October 3rd, 2009 No comments

The World Health Organization has on its website an article entitled Acupuncture: Review and Analysis of Reports on Controlled Clinical Trials (Link).  Not many western physicians are aware of this document and it’s recommendations.  It boggles my mind to no end how some folks can still, with a straight face, proclaim acupuncture as being effective only because of placebo effect.  For those who want to download, here’s a PDF.

The Document says,

People question whether acupuncture has a true therapeutic effect, or whether it works merely through the placebo effect, the power of suggestion, or the enthusiasm with which patients wish for a cure. There is therefore a need for scientific studies that evaluate the effectiveness of acupuncture under controlled clinical conditions.

I totally agree.  If only to silence skeptics.

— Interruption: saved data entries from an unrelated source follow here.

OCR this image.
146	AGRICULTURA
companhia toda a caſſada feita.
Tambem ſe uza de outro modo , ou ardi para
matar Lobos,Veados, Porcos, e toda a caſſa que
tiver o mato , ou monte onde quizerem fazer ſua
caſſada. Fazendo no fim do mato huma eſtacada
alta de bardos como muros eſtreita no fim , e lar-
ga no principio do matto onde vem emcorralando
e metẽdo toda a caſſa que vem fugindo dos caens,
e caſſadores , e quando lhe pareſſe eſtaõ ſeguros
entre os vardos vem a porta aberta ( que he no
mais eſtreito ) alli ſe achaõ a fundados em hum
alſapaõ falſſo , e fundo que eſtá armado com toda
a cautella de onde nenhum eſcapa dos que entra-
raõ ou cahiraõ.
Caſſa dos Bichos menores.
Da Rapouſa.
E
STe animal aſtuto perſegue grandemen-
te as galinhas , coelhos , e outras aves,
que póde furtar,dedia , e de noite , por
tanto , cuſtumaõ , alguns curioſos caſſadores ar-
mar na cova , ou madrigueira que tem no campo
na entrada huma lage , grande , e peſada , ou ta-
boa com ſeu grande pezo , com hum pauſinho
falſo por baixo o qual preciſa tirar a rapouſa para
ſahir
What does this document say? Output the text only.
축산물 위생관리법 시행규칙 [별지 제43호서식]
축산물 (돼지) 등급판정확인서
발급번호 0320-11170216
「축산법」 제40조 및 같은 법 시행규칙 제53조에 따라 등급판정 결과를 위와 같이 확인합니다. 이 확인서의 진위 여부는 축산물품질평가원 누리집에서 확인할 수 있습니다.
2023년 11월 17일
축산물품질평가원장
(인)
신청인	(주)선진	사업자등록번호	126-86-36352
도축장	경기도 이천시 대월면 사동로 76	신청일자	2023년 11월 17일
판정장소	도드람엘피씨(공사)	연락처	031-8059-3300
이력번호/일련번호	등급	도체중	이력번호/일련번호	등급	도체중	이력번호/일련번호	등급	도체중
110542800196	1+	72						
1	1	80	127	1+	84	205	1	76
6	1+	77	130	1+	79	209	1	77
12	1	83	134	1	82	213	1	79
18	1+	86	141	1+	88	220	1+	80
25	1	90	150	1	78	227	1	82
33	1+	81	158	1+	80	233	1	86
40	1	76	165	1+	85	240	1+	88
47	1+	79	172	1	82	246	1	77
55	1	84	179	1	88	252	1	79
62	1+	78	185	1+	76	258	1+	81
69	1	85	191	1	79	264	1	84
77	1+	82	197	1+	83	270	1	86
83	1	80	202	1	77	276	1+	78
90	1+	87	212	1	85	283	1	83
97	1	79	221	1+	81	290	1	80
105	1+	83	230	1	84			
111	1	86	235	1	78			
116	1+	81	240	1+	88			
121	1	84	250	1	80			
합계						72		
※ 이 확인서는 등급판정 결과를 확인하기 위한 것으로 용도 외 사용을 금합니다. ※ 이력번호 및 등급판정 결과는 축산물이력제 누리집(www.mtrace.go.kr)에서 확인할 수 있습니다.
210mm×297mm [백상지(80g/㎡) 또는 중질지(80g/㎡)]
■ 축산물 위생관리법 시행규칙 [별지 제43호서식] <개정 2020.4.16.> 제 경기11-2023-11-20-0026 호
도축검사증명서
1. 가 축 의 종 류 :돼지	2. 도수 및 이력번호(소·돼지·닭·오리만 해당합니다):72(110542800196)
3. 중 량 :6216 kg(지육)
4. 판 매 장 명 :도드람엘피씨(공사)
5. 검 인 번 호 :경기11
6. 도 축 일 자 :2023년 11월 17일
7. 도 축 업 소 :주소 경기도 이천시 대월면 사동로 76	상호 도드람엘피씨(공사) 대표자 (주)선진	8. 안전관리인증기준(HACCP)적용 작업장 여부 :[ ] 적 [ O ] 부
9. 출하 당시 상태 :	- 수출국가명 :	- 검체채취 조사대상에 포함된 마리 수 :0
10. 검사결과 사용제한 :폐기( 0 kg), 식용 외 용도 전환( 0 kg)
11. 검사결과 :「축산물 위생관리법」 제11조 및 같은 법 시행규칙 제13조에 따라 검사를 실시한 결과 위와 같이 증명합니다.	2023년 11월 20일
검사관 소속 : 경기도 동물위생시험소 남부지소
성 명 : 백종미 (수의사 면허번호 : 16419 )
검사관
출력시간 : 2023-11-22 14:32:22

This publication reviews selected studies on controlled clinical trials. Some of these studies have provided incontrovertible scientific evidence that acupuncture is more successful than placebo treatments in certain conditions. For example, the proportion of chronic pain relieved by acupuncture is generally in the range 55-85%, which compares favourably with that of potent drugs (morphine helps in 70% of cases) and far outweighs the placebo effect (30-35%) (1-3). In addition, the mechanisms of acupuncture analgesia have been studied extensively since the late 1970s, revealing the role of neural and humoral factors.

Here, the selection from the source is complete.